Although the multicellular dosimetry approach used in this work does an excellent job of predicting the lethality of nonuniform distributions of ¹³¹I down to about 1% survival, Fig. 1B shows that the model fails for surviving fractions below 1% (P = 0 in Table 3, column 4, row 2). This was discussed by Neti and Howell (16), who suggested that it may be due to geometrical considerations in the experimental multicellular cluster model or perhaps some biological phenomenon. If geometrical considerations are the cause, methods that employ Monte Carlo techniques (11) or microdosimetric moments (12) may need to be employed. This is presently under investigation. It should also be pointed out that the current theoretical model uses mean self- and cross-doses. Variations of activity per labeled cell may also play a role in determining the dose–response curve beyond 1% survival.

Finally, it should be noted that this theoretical model is likely to be applicable under certain circumstances for classes of radionuclides other than energetic β-particle emitters. This is because the radiotoxicity of the self- and cross-doses are accounted for individually, a feature required by many Auger electron-emitting radionuclides (e.g. ¹¹¹In, ¹²⁵I). However, caution should be exercised, particularly when very small fractions of cells are labeled. In these instances, when relatively short-range radiations are responsible for the cross-dose, there can be wide variation in the cross- dose received by the cells.

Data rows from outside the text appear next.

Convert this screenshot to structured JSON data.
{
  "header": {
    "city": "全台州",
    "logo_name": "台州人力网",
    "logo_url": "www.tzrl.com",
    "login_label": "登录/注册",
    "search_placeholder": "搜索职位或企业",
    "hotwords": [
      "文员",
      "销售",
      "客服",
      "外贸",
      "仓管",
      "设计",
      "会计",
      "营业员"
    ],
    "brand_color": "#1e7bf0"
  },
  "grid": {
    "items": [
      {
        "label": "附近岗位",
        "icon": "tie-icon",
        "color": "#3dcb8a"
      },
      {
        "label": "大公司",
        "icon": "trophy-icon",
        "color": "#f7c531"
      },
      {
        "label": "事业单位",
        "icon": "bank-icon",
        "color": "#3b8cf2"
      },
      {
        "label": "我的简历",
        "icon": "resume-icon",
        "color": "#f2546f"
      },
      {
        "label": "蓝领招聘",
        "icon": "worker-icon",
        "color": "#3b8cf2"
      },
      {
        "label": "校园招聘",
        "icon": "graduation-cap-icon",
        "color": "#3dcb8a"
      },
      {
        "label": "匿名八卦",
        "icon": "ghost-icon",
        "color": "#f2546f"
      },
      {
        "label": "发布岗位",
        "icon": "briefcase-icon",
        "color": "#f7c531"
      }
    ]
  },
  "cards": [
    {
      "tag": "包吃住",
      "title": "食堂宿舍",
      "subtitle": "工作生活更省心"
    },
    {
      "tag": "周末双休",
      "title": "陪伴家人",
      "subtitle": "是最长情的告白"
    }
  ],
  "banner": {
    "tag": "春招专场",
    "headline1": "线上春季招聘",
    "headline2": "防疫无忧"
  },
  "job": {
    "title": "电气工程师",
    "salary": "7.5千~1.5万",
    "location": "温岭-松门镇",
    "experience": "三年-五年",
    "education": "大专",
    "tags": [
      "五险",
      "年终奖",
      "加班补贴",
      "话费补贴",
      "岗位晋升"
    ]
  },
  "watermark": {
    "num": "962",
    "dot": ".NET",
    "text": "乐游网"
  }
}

This may lead to a highly variable response in the unlabeled cell population. The present theoretical model may not be adequate in this situation. However, multicellular dosimetry approaches can be designed to handle such cases, as well as biological phenomena such as bystander effects (27–31).

CONCLUSIONS

When the distributions of ¹³¹I in tissue is nonuniform at the microscopic level, multicellular dosimetry can be used successfully to predict biological response, whereas the mean absorbed dose fails in this regard.